NASA-PDS / harvest

Standalone Harvest client application providing the functionality for capturing and indexing product metadata into the PDS Registry system (https://github.com/nasa-pds/registry).
https://nasa-pds.github.io/registry
Other
4 stars 3 forks source link

Harvest skips XML label with bad prolog #107

Closed jordanpadams closed 1 year ago

jordanpadams commented 1 year ago

🐛 Describe the bug

Per user, product is not currently in the registry, and harvest is skipping the product.

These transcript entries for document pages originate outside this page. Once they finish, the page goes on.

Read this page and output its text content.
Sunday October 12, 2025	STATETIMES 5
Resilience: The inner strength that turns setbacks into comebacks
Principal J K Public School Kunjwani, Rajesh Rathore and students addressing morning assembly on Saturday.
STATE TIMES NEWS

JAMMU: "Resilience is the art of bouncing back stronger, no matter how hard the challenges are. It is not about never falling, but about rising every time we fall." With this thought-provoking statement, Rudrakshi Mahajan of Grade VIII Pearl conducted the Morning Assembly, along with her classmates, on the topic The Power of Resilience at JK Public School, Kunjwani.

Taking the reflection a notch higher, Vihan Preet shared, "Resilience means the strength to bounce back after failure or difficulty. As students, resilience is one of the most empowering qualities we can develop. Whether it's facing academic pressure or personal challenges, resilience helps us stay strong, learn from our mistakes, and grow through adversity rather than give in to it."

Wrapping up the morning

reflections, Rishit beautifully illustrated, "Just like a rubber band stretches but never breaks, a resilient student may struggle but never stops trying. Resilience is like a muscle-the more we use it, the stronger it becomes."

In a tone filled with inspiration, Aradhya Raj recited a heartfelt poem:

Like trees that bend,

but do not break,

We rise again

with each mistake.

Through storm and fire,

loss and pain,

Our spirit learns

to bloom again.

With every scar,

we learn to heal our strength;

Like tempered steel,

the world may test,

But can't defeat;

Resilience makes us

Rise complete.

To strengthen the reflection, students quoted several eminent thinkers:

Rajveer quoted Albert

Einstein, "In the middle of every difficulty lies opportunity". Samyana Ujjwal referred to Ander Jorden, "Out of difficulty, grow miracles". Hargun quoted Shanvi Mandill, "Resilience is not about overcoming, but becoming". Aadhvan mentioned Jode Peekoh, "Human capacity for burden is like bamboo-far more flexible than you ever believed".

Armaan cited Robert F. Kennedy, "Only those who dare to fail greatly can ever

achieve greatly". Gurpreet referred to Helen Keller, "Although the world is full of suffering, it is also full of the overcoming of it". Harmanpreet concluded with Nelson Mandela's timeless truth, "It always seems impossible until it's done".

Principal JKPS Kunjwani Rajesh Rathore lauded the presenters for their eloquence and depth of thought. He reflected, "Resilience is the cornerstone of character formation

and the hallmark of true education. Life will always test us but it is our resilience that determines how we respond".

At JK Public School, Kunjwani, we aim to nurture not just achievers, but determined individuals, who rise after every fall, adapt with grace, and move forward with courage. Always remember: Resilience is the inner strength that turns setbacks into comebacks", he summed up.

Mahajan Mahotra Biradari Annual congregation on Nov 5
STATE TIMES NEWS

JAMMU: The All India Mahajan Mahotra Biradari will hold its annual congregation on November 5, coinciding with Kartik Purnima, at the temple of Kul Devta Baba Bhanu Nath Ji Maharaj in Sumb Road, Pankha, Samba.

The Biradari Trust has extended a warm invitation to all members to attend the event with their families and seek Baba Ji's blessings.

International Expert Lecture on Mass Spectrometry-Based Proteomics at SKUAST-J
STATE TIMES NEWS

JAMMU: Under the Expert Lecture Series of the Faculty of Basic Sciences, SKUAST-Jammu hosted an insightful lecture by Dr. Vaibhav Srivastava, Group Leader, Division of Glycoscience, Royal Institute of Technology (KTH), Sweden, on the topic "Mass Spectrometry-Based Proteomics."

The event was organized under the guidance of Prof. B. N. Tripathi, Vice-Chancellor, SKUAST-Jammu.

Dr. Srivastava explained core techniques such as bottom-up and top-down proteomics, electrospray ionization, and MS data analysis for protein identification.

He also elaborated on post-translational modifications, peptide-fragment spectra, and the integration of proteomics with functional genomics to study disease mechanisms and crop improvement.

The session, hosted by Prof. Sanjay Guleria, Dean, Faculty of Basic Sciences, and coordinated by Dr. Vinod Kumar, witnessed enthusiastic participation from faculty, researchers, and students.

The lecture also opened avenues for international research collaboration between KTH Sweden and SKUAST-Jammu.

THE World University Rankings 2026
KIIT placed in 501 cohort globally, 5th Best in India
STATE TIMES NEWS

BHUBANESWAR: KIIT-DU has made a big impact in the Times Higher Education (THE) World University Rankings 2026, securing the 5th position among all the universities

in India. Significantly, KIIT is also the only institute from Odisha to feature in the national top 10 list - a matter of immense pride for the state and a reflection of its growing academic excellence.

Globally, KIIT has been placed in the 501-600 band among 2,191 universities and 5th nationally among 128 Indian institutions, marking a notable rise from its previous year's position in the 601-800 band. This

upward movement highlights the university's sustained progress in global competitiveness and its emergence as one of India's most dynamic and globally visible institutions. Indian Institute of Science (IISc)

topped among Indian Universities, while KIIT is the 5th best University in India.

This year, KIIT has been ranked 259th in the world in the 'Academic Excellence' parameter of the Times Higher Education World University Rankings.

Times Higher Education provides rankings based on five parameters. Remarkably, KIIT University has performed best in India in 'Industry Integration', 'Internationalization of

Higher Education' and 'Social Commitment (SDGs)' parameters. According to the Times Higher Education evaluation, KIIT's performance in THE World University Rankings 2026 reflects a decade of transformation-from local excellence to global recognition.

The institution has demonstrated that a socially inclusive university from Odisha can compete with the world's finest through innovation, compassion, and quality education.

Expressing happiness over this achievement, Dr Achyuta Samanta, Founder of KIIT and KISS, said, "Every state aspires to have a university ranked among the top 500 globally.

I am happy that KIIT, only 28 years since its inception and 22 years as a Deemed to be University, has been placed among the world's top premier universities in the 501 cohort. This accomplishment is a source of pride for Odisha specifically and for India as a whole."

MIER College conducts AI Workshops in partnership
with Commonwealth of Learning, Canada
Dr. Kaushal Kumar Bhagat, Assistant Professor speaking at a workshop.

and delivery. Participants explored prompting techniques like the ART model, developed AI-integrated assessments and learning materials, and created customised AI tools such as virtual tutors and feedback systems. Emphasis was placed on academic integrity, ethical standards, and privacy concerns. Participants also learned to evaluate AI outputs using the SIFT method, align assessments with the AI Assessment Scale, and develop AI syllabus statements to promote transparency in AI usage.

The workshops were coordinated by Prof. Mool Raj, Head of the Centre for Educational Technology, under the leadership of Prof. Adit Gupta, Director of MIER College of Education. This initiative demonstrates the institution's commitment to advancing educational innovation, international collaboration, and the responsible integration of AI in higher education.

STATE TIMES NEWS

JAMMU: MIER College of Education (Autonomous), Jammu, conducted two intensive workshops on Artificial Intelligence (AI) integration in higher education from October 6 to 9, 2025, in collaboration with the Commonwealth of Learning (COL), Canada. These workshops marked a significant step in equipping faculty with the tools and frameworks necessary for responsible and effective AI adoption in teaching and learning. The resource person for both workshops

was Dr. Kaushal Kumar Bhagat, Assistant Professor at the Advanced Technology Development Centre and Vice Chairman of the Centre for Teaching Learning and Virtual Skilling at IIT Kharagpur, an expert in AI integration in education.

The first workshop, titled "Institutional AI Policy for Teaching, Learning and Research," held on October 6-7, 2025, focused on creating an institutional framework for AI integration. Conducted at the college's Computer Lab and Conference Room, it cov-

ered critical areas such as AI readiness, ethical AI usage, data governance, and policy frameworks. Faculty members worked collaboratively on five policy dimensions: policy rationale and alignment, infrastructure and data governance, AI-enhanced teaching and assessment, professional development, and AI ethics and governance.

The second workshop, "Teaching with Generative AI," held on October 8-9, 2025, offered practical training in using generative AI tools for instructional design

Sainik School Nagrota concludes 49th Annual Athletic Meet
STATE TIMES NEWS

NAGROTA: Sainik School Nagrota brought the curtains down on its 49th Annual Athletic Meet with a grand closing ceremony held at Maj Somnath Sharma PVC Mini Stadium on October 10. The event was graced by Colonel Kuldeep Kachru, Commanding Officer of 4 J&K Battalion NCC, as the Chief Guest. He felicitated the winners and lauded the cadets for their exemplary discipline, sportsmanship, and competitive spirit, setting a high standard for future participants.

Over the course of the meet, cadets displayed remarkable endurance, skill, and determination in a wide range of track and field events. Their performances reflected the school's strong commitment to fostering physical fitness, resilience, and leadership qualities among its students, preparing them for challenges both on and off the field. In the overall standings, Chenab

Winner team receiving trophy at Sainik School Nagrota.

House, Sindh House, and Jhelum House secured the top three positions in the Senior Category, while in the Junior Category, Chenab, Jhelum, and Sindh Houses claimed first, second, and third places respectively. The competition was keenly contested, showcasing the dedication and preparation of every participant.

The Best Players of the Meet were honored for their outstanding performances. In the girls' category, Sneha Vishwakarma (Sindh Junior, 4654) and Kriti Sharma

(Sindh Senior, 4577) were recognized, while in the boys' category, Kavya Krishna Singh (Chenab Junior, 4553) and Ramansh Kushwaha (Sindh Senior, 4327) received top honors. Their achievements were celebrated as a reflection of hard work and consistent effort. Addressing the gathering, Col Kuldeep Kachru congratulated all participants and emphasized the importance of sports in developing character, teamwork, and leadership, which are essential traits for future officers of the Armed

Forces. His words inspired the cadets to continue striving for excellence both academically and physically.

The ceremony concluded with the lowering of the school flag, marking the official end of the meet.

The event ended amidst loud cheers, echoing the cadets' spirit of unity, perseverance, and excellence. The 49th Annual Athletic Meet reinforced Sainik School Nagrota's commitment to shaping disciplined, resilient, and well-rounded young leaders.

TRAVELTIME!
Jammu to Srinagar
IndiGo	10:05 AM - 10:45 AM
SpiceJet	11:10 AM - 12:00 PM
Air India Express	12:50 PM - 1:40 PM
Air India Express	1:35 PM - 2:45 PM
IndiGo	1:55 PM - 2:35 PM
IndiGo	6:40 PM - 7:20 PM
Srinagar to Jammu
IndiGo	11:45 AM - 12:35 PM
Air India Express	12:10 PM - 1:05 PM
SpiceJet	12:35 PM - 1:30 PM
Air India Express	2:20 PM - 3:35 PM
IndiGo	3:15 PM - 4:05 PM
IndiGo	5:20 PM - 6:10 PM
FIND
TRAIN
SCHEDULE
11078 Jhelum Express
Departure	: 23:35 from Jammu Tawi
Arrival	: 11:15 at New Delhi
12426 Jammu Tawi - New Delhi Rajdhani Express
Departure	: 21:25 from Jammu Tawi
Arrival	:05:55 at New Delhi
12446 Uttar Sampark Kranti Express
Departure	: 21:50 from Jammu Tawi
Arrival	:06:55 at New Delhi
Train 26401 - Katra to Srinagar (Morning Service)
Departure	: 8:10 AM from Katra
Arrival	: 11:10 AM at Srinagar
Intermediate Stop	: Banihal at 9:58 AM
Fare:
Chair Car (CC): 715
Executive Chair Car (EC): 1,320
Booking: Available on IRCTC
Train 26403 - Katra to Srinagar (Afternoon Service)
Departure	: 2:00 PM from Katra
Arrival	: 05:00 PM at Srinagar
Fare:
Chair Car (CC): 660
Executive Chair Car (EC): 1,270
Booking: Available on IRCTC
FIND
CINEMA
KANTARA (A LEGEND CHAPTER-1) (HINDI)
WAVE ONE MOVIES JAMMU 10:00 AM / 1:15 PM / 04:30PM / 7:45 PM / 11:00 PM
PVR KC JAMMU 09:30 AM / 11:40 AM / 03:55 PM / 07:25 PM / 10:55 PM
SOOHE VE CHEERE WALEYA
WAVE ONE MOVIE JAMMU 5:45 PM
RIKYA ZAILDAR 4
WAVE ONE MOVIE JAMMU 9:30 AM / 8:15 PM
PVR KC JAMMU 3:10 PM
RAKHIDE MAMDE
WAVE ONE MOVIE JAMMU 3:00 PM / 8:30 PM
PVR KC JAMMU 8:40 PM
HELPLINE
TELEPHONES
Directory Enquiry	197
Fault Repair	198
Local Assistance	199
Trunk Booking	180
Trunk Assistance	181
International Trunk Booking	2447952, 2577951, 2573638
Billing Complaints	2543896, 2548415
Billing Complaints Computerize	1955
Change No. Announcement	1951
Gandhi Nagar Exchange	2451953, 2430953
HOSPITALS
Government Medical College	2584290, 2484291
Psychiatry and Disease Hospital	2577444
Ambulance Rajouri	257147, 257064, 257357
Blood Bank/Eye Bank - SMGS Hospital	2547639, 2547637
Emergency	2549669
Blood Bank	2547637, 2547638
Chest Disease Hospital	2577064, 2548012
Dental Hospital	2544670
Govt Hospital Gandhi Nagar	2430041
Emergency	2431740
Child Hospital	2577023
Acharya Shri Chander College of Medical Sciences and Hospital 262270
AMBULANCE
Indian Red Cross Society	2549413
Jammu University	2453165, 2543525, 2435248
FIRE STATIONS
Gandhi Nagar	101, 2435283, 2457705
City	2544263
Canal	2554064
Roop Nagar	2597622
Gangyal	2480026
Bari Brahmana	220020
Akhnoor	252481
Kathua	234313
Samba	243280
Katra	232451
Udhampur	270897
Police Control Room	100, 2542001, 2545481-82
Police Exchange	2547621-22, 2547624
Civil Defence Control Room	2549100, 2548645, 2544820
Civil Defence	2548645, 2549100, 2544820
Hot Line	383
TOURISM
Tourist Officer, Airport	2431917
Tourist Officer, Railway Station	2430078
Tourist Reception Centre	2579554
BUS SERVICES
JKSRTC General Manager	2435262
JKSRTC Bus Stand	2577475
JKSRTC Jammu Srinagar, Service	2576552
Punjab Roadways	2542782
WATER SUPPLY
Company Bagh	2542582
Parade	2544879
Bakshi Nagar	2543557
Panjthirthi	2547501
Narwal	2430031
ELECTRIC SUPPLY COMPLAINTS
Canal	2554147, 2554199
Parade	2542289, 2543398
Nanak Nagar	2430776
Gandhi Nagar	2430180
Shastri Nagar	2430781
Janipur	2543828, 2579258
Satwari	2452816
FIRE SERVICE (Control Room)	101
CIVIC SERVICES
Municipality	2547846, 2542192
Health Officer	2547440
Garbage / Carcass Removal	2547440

After further investigation looks like the XML prolog (specifically the schematypens) is invalid. If we can't figure out a way to force XML readers to read this, we may need to figure out another means to parse this label to at least ingest something.

📜 To Reproduce

  1. Try to ingest https://atmos.nmsu.edu/PDS/data/PDS4/LADEE/nms_bundle/document/nms_pds_sis.xml (or the parent collection and all products)
  2. Note that is skips the product
  3. But the data is not in the registry:
    $ curl -u $registry_user:$registry_pass 'https://search-atm-prod-mkvgzojag2ta65bnotqdpopzju.us-west-2.es.amazonaws.com/registry/_search?q=lidvid:"urn:nasa:pds:ladee_nms:document:nms_pds_sis::1.9"}&pretty'
    {
    "took" : 2,
    "timed_out" : false,
    "_shards" : {
    "total" : 1,
    "successful" : 1,
    "skipped" : 0,
    "failed" : 0
    },
    "hits" : {
    "total" : {
      "value" : 0,
      "relation" : "eq"
    },
    "max_score" : null,
    "hits" : [ ]
    }
    }

But query does work for other products:

$ curl -u $registry_user:$registy_pass 'https://search-atm-prod-mkvgzojag2ta65bnotqdpopzju.us-west-2.es.amazonaws.com/registry/_search?q=lidvid:"urn:nasa:pds:mars2020_meda:data_derived_env::2.0"&pretty'
{
  "took" : 2,
  "timed_out" : false,
  "_shards" : {
    "total" : 1,
    "successful" : 1,
    "skipped" : 0,
    "failed" : 0
  },
  "hits" : {
    "total" : {
      "value" : 1,
      "relation" : "eq"
    },
    "max_score" : 12.2451,
    "hits" : [
      {
        "_index" : "registry",
        "_type" : "_doc",
        "_id" : "urn:nasa:pds:mars2020_meda:data_derived_env::2.0",
        "_score" : 12.2451,
        "_source" : {
          "pds:Citation_Information/pds:description" : "Mars 2020 Mars Environmental Dynamics Analyzer (MEDA) Environmental Derived Data Collection",
          "pds:Collection/pds:collection_type" : "Data",
          "pds:Field_Delimited/pds:name" : [
            "Member Status",
            "LIDVID_LID"
          ],
          "lid" : "urn:nasa:pds:mars2020_meda:data_derived_env",
          "pds:Primary_Result_Summary/pds:purpose" : "Science",
          "pds:Field_Delimited/pds:description" : [
            "P indicates primary member of the collection S indicates secondary member of the collection",
            "This column specifies the LID of the files that comprise the collection."
          ],
          "pds:Inventory/pds:parsing_standard_id" : "PDS DSV 1",
          "pds:Record_Delimited/pds:groups" : "0",
          "ref_lid_instrument" : "urn:nasa:pds:context:instrument:mars2020.meda",
          "ops:Harvest_Info/ops:node_name" : "PDS_ATM",
          "pds:Inventory/pds:record_delimiter" : "Carriage-Return Line-Feed",
          "pds:Time_Coordinates/pds:stop_date_time" : "2021-08-21T18:44:56.528Z",
          "vid" : "2.0",
          "product_class" : "Product_Collection"
...

🕵️ Expected behavior

??? Not sure why it is skipping.

📚 Version of Software Used

3.6.0

🩺 Test Data / Additional context

https://atmos.nmsu.edu/PDS/data/PDS4/LADEE/nms_bundle/document/nms_pds_sis.xml


🦄 Related requirements

⚙️ Engineering Details

jordanpadams commented 1 year ago

After discussions with ATM, closing as wontfix. This data is being fixed.